Lessons from Frankenstein: Bad metaphors make for lousy science

Humans are metaphor machines, constantly seeking to understand one thing in terms of another.

Ever since Dr. Frankenstein gave his monster a brain, science fiction has dealt with how the mind might work in the future. But will mind control and mental telepathy ever become historical fact? In a recent article Clarkesworld Magazine took a largely skeptical view, pointing out that these prominent sci-fi tropes lean on some metaphors that have outlived their usefulness to science.

The brain, for example, is not just a series neuronal connections, or a computer-like structure, but a chemical vat as well. Precisely mapping the hundreds of trillions of synaptic connections in our wetware won't recreate the brain. The would-be Dr. Frankenstein would have to account as well for the emotions produced by those brain states, and that deductive roadblock is a notoriously hard problem known more widely to philosophers of science than to its practitioners.

Similarly, our bodies are not just transportation for our heads, but a crucial environment in which thought and emotion are situated. This embodied thinking has an epistimal corollary: We know more than we can tell. It's a fact that any experienced and skilled craftsperson can confirm.

Our walking-around bodies are doing some of the "computing," and yet few think of the human body in those terms.

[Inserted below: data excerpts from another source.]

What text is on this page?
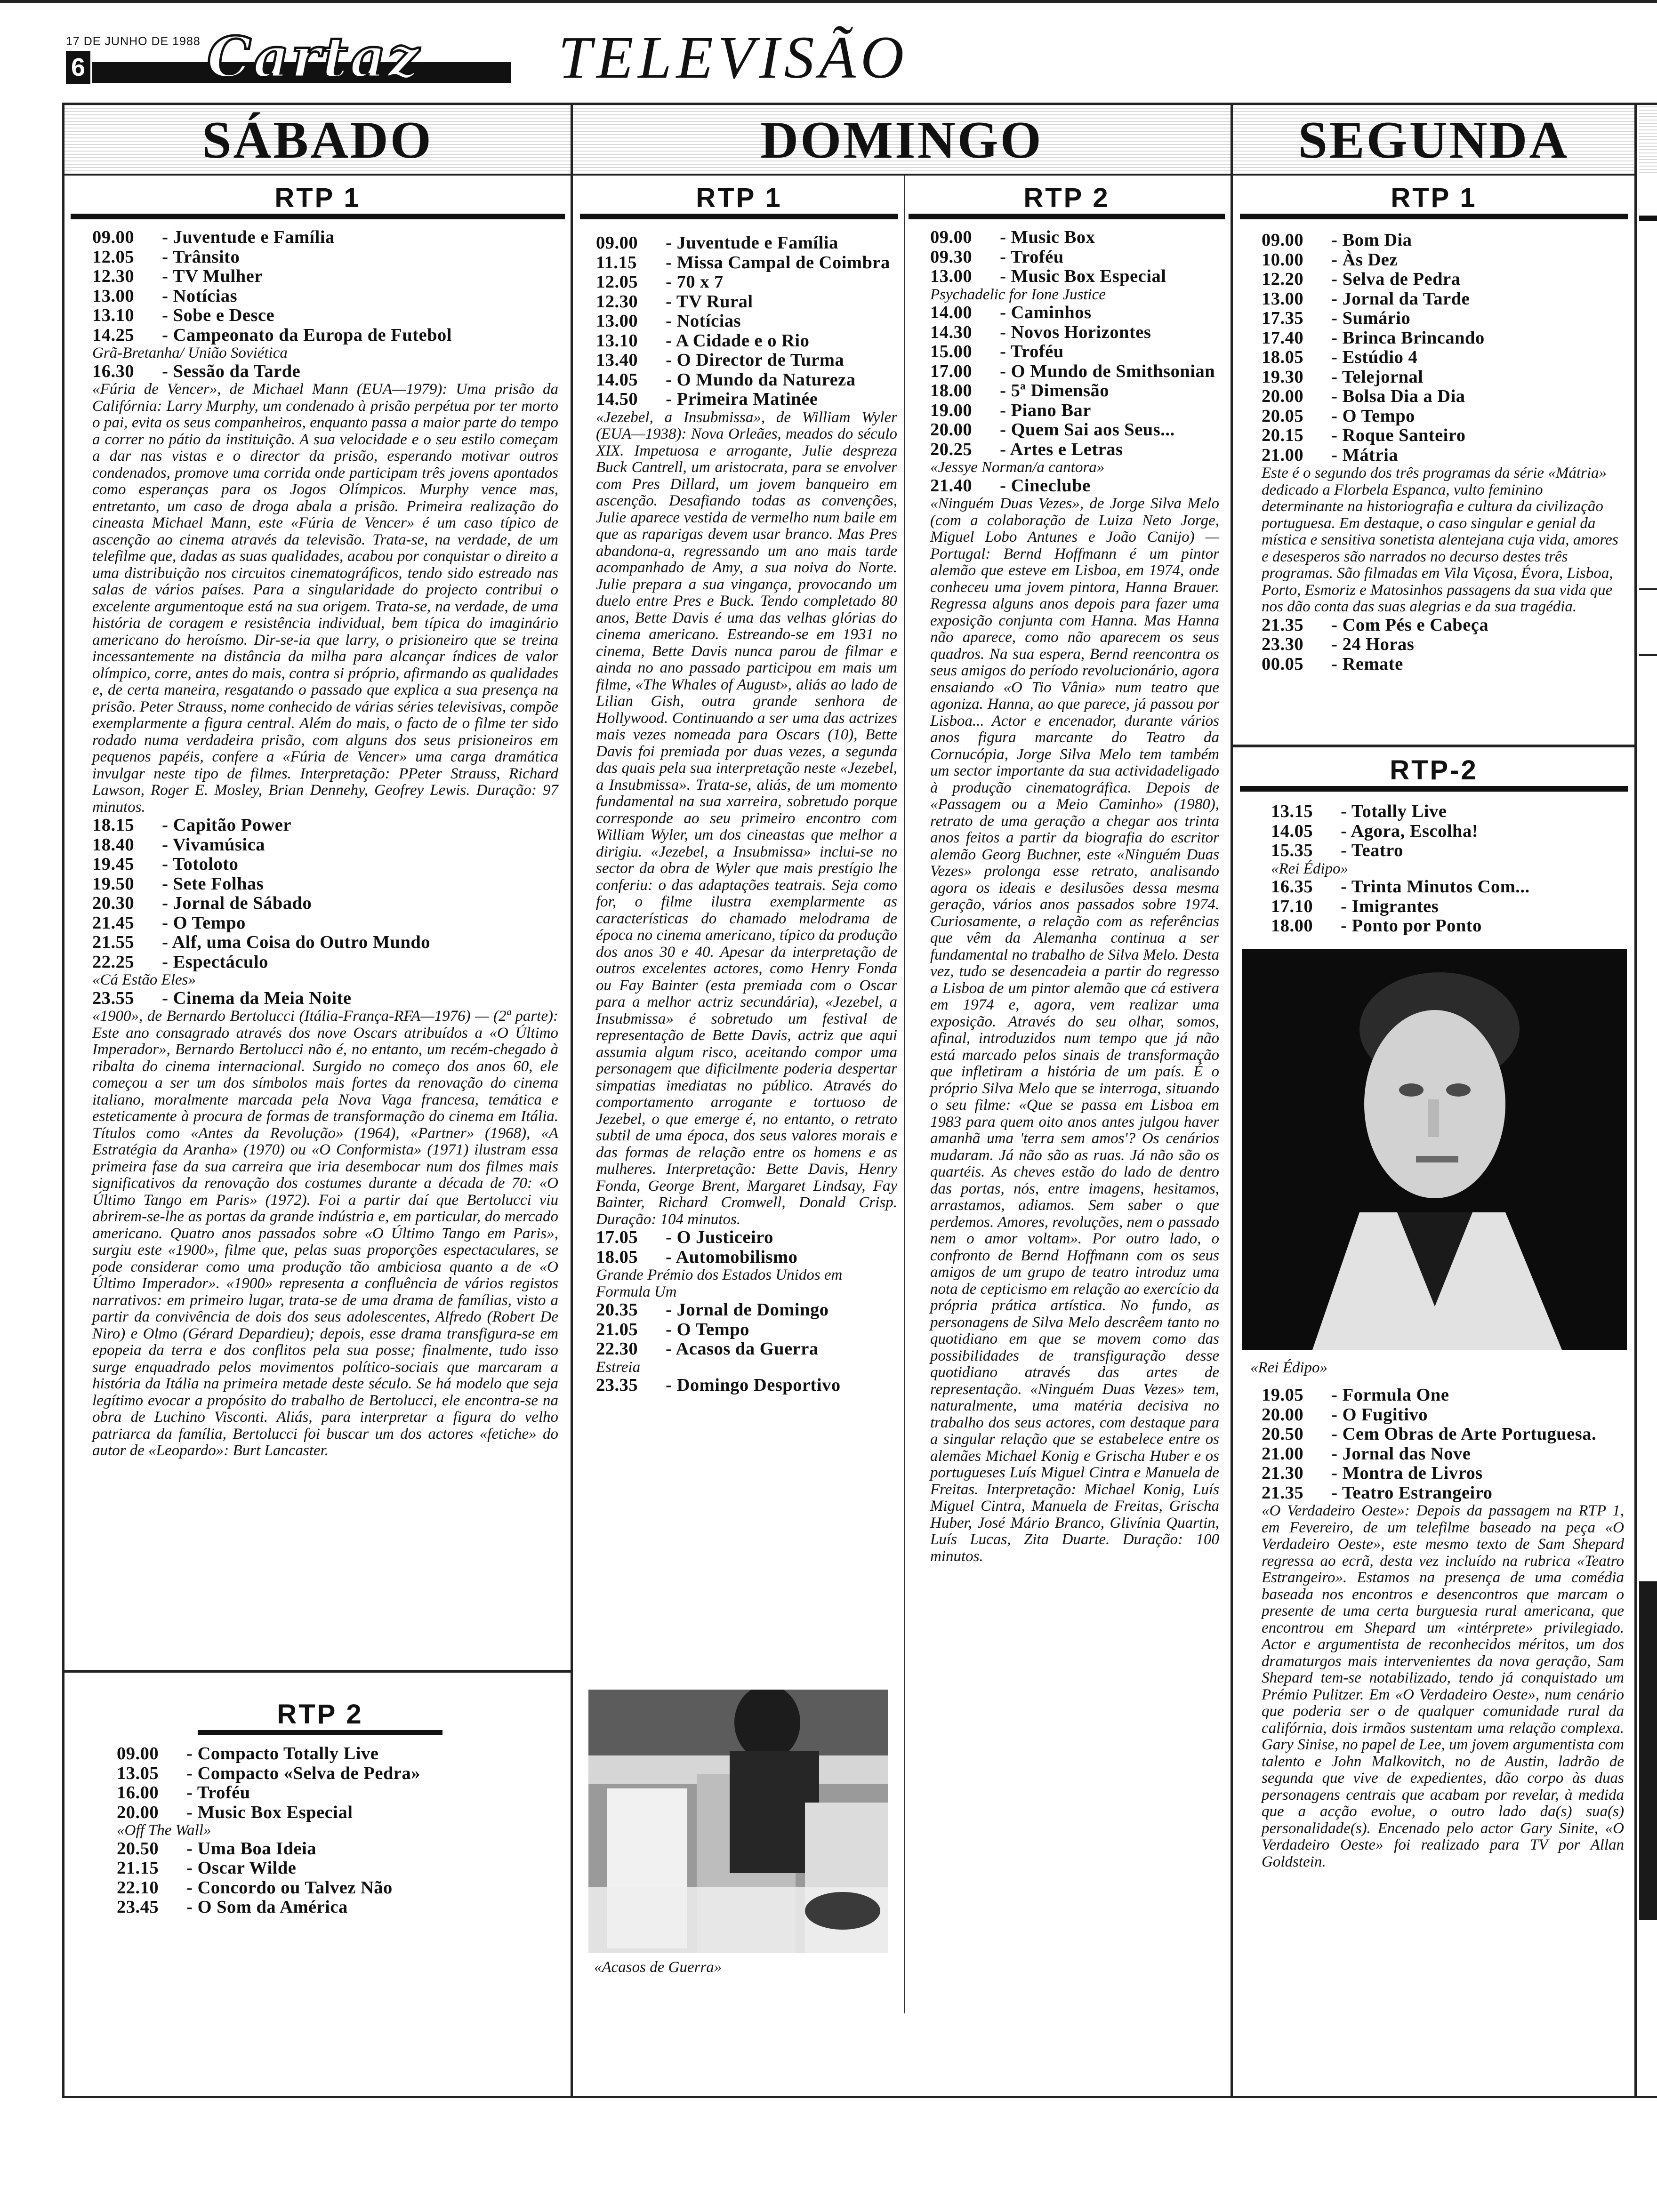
17 DE JUNHO DE 1988
6 Cartaz TELEVISÃO
SÁBADO	DOMINGO	SEGUNDA
RTP 1
09.00 - Juventude e Família
12.05 - Trânsito
12.30 - TV Mulher
13.00 - Notícias
13.10 - Sobe e Desce
14.25 - Campeonato da Europa de Futebol
Grã-Bretanha/ União Soviética
16.30 - Sessão da Tarde
«Fúria de Vencer», de Michael Mann (EUA—1979): Uma prisão da Califórnia: Larry Murphy, um condenado à prisão perpétua por ter morto o pai, evita os seus companheiros, enquanto passa a maior parte do tempo a correr no pátio da instituição. A sua velocidade e o seu estilo começam a dar nas vistas e o director da prisão, esperando motivar outros condenados, promove uma corrida onde participam três jovens apontados como esperanças para os Jogos Olímpicos. Murphy vence mas, entretanto, um caso de droga abala a prisão. Primeira realização do cineasta Michael Mann, este «Fúria de Vencer» é um caso típico de ascenção ao cinema através da televisão. Trata-se, na verdade, de um telefilme que, dadas as suas qualidades, acabou por conquistar o direito a uma distribuição nos circuitos cinematográficos, tendo sido estreado nas salas de vários países. Para a singularidade do projecto contribui o excelente argumentoque está na sua origem. Trata-se, na verdade, de uma história de coragem e resistência individual, bem típica do imaginário americano do heroísmo. Dir-se-ia que larry, o prisioneiro que se treina incessantemente na distância da milha para alcançar índices de valor olímpico, corre, antes do mais, contra si próprio, afirmando as qualidades e, de certa maneira, resgatando o passado que explica a sua presença na prisão. Peter Strauss, nome conhecido de várias séries televisivas, compõe exemplarmente a figura central. Além do mais, o facto de o filme ter sido rodado numa verdadeira prisão, com alguns dos seus prisioneiros em pequenos papéis, confere a «Fúria de Vencer» uma carga dramática invulgar neste tipo de filmes. Interpretação: PPeter Strauss, Richard Lawson, Roger E. Mosley, Brian Dennehy, Geofrey Lewis. Duração: 97 minutos.
18.15 - Capitão Power
18.40 - Vivamúsica
19.45 - Totoloto
19.50 - Sete Folhas
20.30 - Jornal de Sábado
21.45 - O Tempo
21.55 - Alf, uma Coisa do Outro Mundo
22.25 - Espectáculo
«Cá Estão Eles»
23.55 - Cinema da Meia Noite
«1900», de Bernardo Bertolucci (Itália-França-RFA—1976) — (2ª parte): Este ano consagrado através dos nove Oscars atribuídos a «O Último Imperador», Bernardo Bertolucci não é, no entanto, um recém-chegado à ribalta do cinema internacional. Surgido no começo dos anos 60, ele começou a ser um dos símbolos mais fortes da renovação do cinema italiano, moralmente marcada pela Nova Vaga francesa, temática e esteticamente à procura de formas de transformação do cinema em Itália. Títulos como «Antes da Revolução» (1964), «Partner» (1968), «A Estratégia da Aranha» (1970) ou «O Conformista» (1971) ilustram essa primeira fase da sua carreira que iria desembocar num dos filmes mais significativos da renovação dos costumes durante a década de 70: «O Último Tango em Paris» (1972). Foi a partir daí que Bertolucci viu abrirem-se-lhe as portas da grande indústria e, em particular, do mercado americano. Quatro anos passados sobre «O Último Tango em Paris», surgiu este «1900», filme que, pelas suas proporções espectaculares, se pode considerar como uma produção tão ambiciosa quanto a de «O Último Imperador». «1900» representa a confluência de vários registos narrativos: em primeiro lugar, trata-se de uma drama de famílias, visto a partir da convivência de dois dos seus adolescentes, Alfredo (Robert De Niro) e Olmo (Gérard Depardieu); depois, esse drama transfigura-se em epopeia da terra e dos conflitos pela sua posse; finalmente, tudo isso surge enquadrado pelos movimentos político-sociais que marcaram a história da Itália na primeira metade deste século. Se há modelo que seja legítimo evocar a propósito do trabalho de Bertolucci, ele encontra-se na obra de Luchino Visconti. Aliás, para interpretar a figura do velho patriarca da família, Bertolucci foi buscar um dos actores «fetiche» do autor de «Leopardo»: Burt Lancaster.
RTP 2
09.00 - Compacto Totally Live
13.05 - Compacto «Selva de Pedra»
16.00 - Troféu
20.00 - Music Box Especial
«Off The Wall»
20.50 - Uma Boa Ideia
21.15 - Oscar Wilde
22.10 - Concordo ou Talvez Não
23.45 - O Som da América
RTP 1
09.00 - Juventude e Família
11.15 - Missa Campal de Coimbra
12.05 - 70 x 7
12.30 - TV Rural
13.00 - Notícias
13.10 - A Cidade e o Rio
13.40 - O Director de Turma
14.05 - O Mundo da Natureza
14.50 - Primeira Matinée
«Jezebel, a Insubmissa», de William Wyler (EUA—1938): Nova Orleães, meados do século XIX. Impetuosa e arrogante, Julie despreza Buck Cantrell, um aristocrata, para se envolver com Pres Dillard, um jovem banqueiro em ascenção. Desafiando todas as convenções, Julie aparece vestida de vermelho num baile em que as raparigas devem usar branco. Mas Pres abandona-a, regressando um ano mais tarde acompanhado de Amy, a sua noiva do Norte. Julie prepara a sua vingança, provocando um duelo entre Pres e Buck. Tendo completado 80 anos, Bette Davis é uma das velhas glórias do cinema americano. Estreando-se em 1931 no cinema, Bette Davis nunca parou de filmar e ainda no ano passado participou em mais um filme, «The Whales of August», aliás ao lado de Lilian Gish, outra grande senhora de Hollywood. Continuando a ser uma das actrizes mais vezes nomeada para Oscars (10), Bette Davis foi premiada por duas vezes, a segunda das quais pela sua interpretação neste «Jezebel, a Insubmissa». Trata-se, aliás, de um momento fundamental na sua xarreira, sobretudo porque corresponde ao seu primeiro encontro com William Wyler, um dos cineastas que melhor a dirigiu. «Jezebel, a Insubmissa» inclui-se no sector da obra de Wyler que mais prestígio lhe conferiu: o das adaptações teatrais. Seja como for, o filme ilustra exemplarmente as características do chamado melodrama de época no cinema americano, típico da produção dos anos 30 e 40. Apesar da interpretação de outros excelentes actores, como Henry Fonda ou Fay Bainter (esta premiada com o Oscar para a melhor actriz secundária), «Jezebel, a Insubmissa» é sobretudo um festival de representação de Bette Davis, actriz que aqui assumia algum risco, aceitando compor uma personagem que dificilmente poderia despertar simpatias imediatas no público. Através do comportamento arrogante e tortuoso de Jezebel, o que emerge é, no entanto, o retrato subtil de uma época, dos seus valores morais e das formas de relação entre os homens e as mulheres. Interpretação: Bette Davis, Henry Fonda, George Brent, Margaret Lindsay, Fay Bainter, Richard Cromwell, Donald Crisp. Duração: 104 minutos.
17.05 - O Justiceiro
18.05 - Automobilismo
Grande Prémio dos Estados Unidos em Formula Um
20.35 - Jornal de Domingo
21.05 - O Tempo
22.30 - Acasos da Guerra
Estreia
23.35 - Domingo Desportivo
«Acasos de Guerra»
RTP 2
09.00 - Music Box
09.30 - Troféu
13.00 - Music Box Especial
Psychadelic for Ione Justice
14.00 - Caminhos
14.30 - Novos Horizontes
15.00 - Troféu
17.00 - O Mundo de Smithsonian
18.00 - 5ª Dimensão
19.00 - Piano Bar
20.00 - Quem Sai aos Seus...
20.25 - Artes e Letras
«Jessye Norman/a cantora»
21.40 - Cineclube
«Ninguém Duas Vezes», de Jorge Silva Melo (com a colaboração de Luiza Neto Jorge, Miguel Lobo Antunes e João Canijo) — Portugal: Bernd Hoffmann é um pintor alemão que esteve em Lisboa, em 1974, onde conheceu uma jovem pintora, Hanna Brauer. Regressa alguns anos depois para fazer uma exposição conjunta com Hanna. Mas Hanna não aparece, como não aparecem os seus quadros. Na sua espera, Bernd reencontra os seus amigos do período revolucionário, agora ensaiando «O Tio Vânia» num teatro que agoniza. Hanna, ao que parece, já passou por Lisboa... Actor e encenador, durante vários anos figura marcante do Teatro da Cornucópia, Jorge Silva Melo tem também um sector importante da sua actividadeligado à produção cinematográfica. Depois de «Passagem ou a Meio Caminho» (1980), retrato de uma geração a chegar aos trinta anos feitos a partir da biografia do escritor alemão Georg Buchner, este «Ninguém Duas Vezes» prolonga esse retrato, analisando agora os ideais e desilusões dessa mesma geração, vários anos passados sobre 1974. Curiosamente, a relação com as referências que vêm da Alemanha continua a ser fundamental no trabalho de Silva Melo. Desta vez, tudo se desencadeia a partir do regresso a Lisboa de um pintor alemão que cá estivera em 1974 e, agora, vem realizar uma exposição. Através do seu olhar, somos, afinal, introduzidos num tempo que já não está marcado pelos sinais de transformação que infletiram a história de um país. É o próprio Silva Melo que se interroga, situando o seu filme: «Que se passa em Lisboa em 1983 para quem oito anos antes julgou haver amanhã uma 'terra sem amos'? Os cenários mudaram. Já não são as ruas. Já não são os quartéis. As cheves estão do lado de dentro das portas, nós, entre imagens, hesitamos, arrastamos, adiamos. Sem saber o que perdemos. Amores, revoluções, nem o passado nem o amor voltam». Por outro lado, o confronto de Bernd Hoffmann com os seus amigos de um grupo de teatro introduz uma nota de cepticismo em relação ao exercício da própria prática artística. No fundo, as personagens de Silva Melo descrêem tanto no quotidiano em que se movem como das possibilidades de transfiguração desse quotidiano através das artes de representação. «Ninguém Duas Vezes» tem, naturalmente, uma matéria decisiva no trabalho dos seus actores, com destaque para a singular relação que se estabelece entre os alemães Michael Konig e Grischa Huber e os portugueses Luís Miguel Cintra e Manuela de Freitas. Interpretação: Michael Konig, Luís Miguel Cintra, Manuela de Freitas, Grischa Huber, José Mário Branco, Glivínia Quartin, Luís Lucas, Zita Duarte. Duração: 100 minutos.
RTP 1
09.00 - Bom Dia
10.00 - Às Dez
12.20 - Selva de Pedra
13.00 - Jornal da Tarde
17.35 - Sumário
17.40 - Brinca Brincando
18.05 - Estúdio 4
19.30 - Telejornal
20.00 - Bolsa Dia a Dia
20.05 - O Tempo
20.15 - Roque Santeiro
21.00 - Mátria
Este é o segundo dos três programas da série «Mátria» dedicado a Florbela Espanca, vulto feminino determinante na historiografia e cultura da civilização portuguesa. Em destaque, o caso singular e genial da mística e sensitiva sonetista alentejana cuja vida, amores e desesperos são narrados no decurso destes três programas. São filmadas em Vila Viçosa, Évora, Lisboa, Porto, Esmoriz e Matosinhos passagens da sua vida que nos dão conta das suas alegrias e da sua tragédia.
21.35 - Com Pés e Cabeça
23.30 - 24 Horas
00.05 - Remate
RTP-2
13.15 - Totally Live
14.05 - Agora, Escolha!
15.35 - Teatro
«Rei Édipo»
16.35 - Trinta Minutos Com...
17.10 - Imigrantes
18.00 - Ponto por Ponto
«Rei Édipo»
19.05 - Formula One
20.00 - O Fugitivo
20.50 - Cem Obras de Arte Portuguesa.
21.00 - Jornal das Nove
21.30 - Montra de Livros
21.35 - Teatro Estrangeiro
«O Verdadeiro Oeste»: Depois da passagem na RTP 1, em Fevereiro, de um telefilme baseado na peça «O Verdadeiro Oeste», este mesmo texto de Sam Shepard regressa ao ecrã, desta vez incluído na rubrica «Teatro Estrangeiro». Estamos na presença de uma comédia baseada nos encontros e desencontros que marcam o presente de uma certa burguesia rural americana, que encontrou em Shepard um «intérprete» privilegiado. Actor e argumentista de reconhecidos méritos, um dos dramaturgos mais intervenientes da nova geração, Sam Shepard tem-se notabilizado, tendo já conquistado um Prémio Pulitzer. Em «O Verdadeiro Oeste», num cenário que poderia ser o de qualquer comunidade rural da califórnia, dois irmãos sustentam uma relação complexa. Gary Sinise, no papel de Lee, um jovem argumentista com talento e John Malkovitch, no de Austin, ladrão de segunda que vive de expedientes, dão corpo às duas personagens centrais que acabam por revelar, à medida que a acção evolue, o outro lado da(s) sua(s) personalidade(s). Encenado pelo actor Gary Sinite, «O Verdadeiro Oeste» foi realizado para TV por Allan Goldstein.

Or take the idea of memories. They are not "film-like," but something really quite different. Clarkesworld Magazine:

However, as research has revealed in recent years, our memories don't work like video cameras at all. Instead, our brains identify the most novel or important elements of what we perceive and store those elements in locations scattered throughout the brain, while everything else is discarded. Even a momentary image we retain isn't stored as one piece. In his book Brain Rules, developmental molecular biologist John Medina says: 'If you look at a complex picture, for example, your brain immediately extracts the diagonal lines from the vertical lines and stores them in separate areas. Same with color. If the picture is moving, the fact of its motion will be extracted and stored in a place separate than if the picture were static.'

If that's the case, you might well wonder why you can vividly remember every detail of playing Monopoly with your cousin when you were twelve, or a toast at a wedding you went to last week. The answer, disturbingly, is that our brains make up details to complete the picture. Harvard psychology professor Daniel Gilbert puts it this way in his book Stumbling on Happiness : '... information acquired after an event alters memory of the event ... First, the act of remembering involves filling in details that were not actually stored; and second, we generally cannot tell when we are doing this because filling in happens quickly and unconsciously.'

One - ahem - novel solution to this impoverished metaphorical condition might come from artists, who are constantly playing with new metaphors in the search for a descriptive match between churning thought and outcome. When it comes to the human brain, former IdeaFestival presenter Jonah Lehrer's book, "Proust was Neuroscientist," describes the many different ways this restlessness - and often poorly received art - has strongly hinted at discoveries later confirmed by science. Artists often ask better questions.

Better questions will be on tap at the 2010 festival. The lineup of creative people like Jon Landau, who co-produced the Oscar winning film, "Avatar," or Sapphire, who wrote the book "Push" - on which the similarly awarded film "Precious" was based - might just surprise you with their insight into the human condition. Come prepared, in other words, to replace your worn out metaphors. Insight may follow.